CHAPTER 33: A LULLABY
Training overpowered panic.
Suryel stumbled forward, slipping through the thinning veil like a shadow melting into itself.
The sensation of the world bending around her legs and shoulders, faintly resistant yet eerily liquid, made her stumble slightly.
She steadied herself with a hand against the wall, feeling the cold stone bite through the thin fabric of her sleeve.
The narrow corridor opened before her— The child lay there, fragile and small, breath shallow, clothes smeared with dark, glistening blood.
Tiny motes of dust swirled around the child, disturbed by Suryel’s sudden movement.
Even in the dim light, the blood gleamed unnaturally, flecked with gold that seemed to catch and bend the shadows in strange ways.
The scent hit her first, wet iron, old dust, and something faintly citrus and floral, like crushed petals hidden beneath stone. Her stomach lurched violently, a queasy, sour twist that threatened to buckle her knees.
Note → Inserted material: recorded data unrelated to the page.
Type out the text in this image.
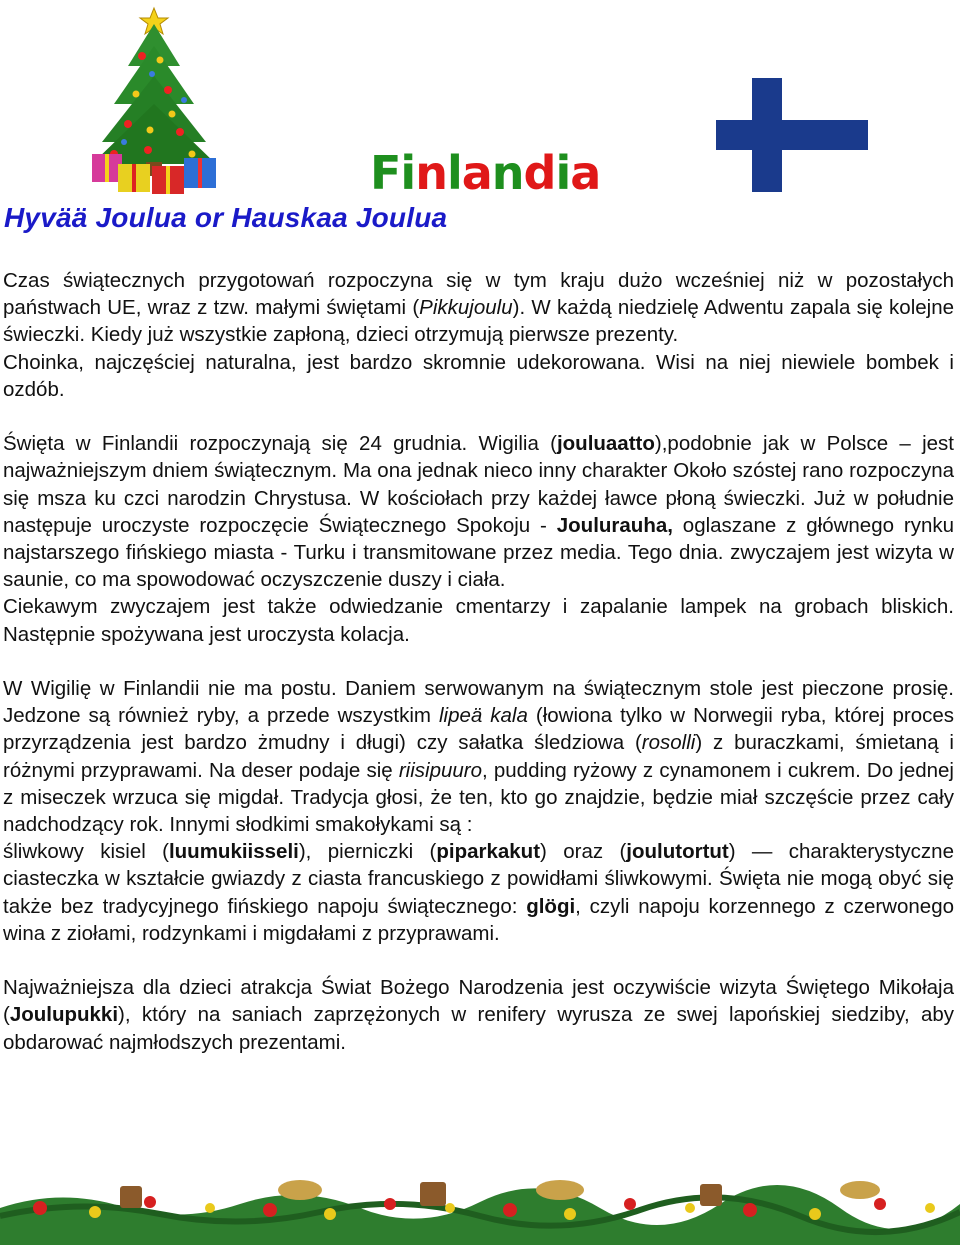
Finlandia
Hyvää Joulua or Hauskaa Joulua

Czas świątecznych przygotowań rozpoczyna się w tym kraju dużo wcześniej niż w pozostałych państwach UE, wraz z tzw. małymi świętami (Pikkujoulu). W każdą niedzielę Adwentu zapala się kolejne świeczki. Kiedy już wszystkie zapłoną, dzieci otrzymują pierwsze prezenty.

Choinka, najczęściej naturalna, jest bardzo skromnie udekorowana. Wisi na niej niewiele bombek i ozdób.

Święta w Finlandii rozpoczynają się 24 grudnia. Wigilia (jouluaatto),podobnie jak w Polsce – jest najważniejszym dniem świątecznym. Ma ona jednak nieco inny charakter Około szóstej rano rozpoczyna się msza ku czci narodzin Chrystusa. W kościołach przy każdej ławce płoną świeczki. Już w południe następuje uroczyste rozpoczęcie Świątecznego Spokoju - Joulurauha, oglaszane z głównego rynku najstarszego fińskiego miasta - Turku i transmitowane przez media. Tego dnia. zwyczajem jest wizyta w saunie, co ma spowodować oczyszczenie duszy i ciała.

Ciekawym zwyczajem jest także odwiedzanie cmentarzy i zapalanie lampek na grobach bliskich. Następnie spożywana jest uroczysta kolacja.

W Wigilię w Finlandii nie ma postu. Daniem serwowanym na świątecznym stole jest pieczone prosię. Jedzone są również ryby, a przede wszystkim lipeä kala (łowiona tylko w Norwegii ryba, której proces przyrządzenia jest bardzo żmudny i długi) czy sałatka śledziowa (rosolli) z buraczkami, śmietaną i różnymi przyprawami. Na deser podaje się riisipuuro, pudding ryżowy z cynamonem i cukrem. Do jednej z miseczek wrzuca się migdał. Tradycja głosi, że ten, kto go znajdzie, będzie miał szczęście przez cały nadchodzący rok. Innymi słodkimi smakołykami są :

śliwkowy kisiel (luumukiisseli), pierniczki (piparkakut) oraz (joulutortut) — charakterystyczne ciasteczka w kształcie gwiazdy z ciasta francuskiego z powidłami śliwkowymi. Święta nie mogą obyć się także bez tradycyjnego fińskiego napoju świątecznego: glögi, czyli napoju korzennego z czerwonego wina z ziołami, rodzynkami i migdałami z przyprawami.

Najważniejsza dla dzieci atrakcja Świat Bożego Narodzenia jest oczywiście wizyta Świętego Mikołaja (Joulupukki), który na saniach zaprzężonych w renifery wyrusza ze swej lapońskiej siedziby, aby obdarować najmłodszych prezentami.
She forced herself to inhale deeply through her nose, willing the coppery scent to anchor her rather than undo her.
The walls seemed to lean inward, enclosing her in a cage that whispered observation. Every subtle crack, every ridge in the stone felt like eyes pressing against her back.
The corridor itself seemed almost sentient, as if it wanted to see what she would do next, to test her courage, to measure her resolve.
Each stone under her palms was slick with remnants of the child’s fall, and she felt her fingers stain red as she slid closer, the liquid sticky and warm against her skin.
Her palms quivered slightly despite her efforts to stay still, leaving faint streaks across the polished lapis surface.
She didn’t understand half of what was happening.
Why the child was pulsing with life and light and yet fading simultaneously.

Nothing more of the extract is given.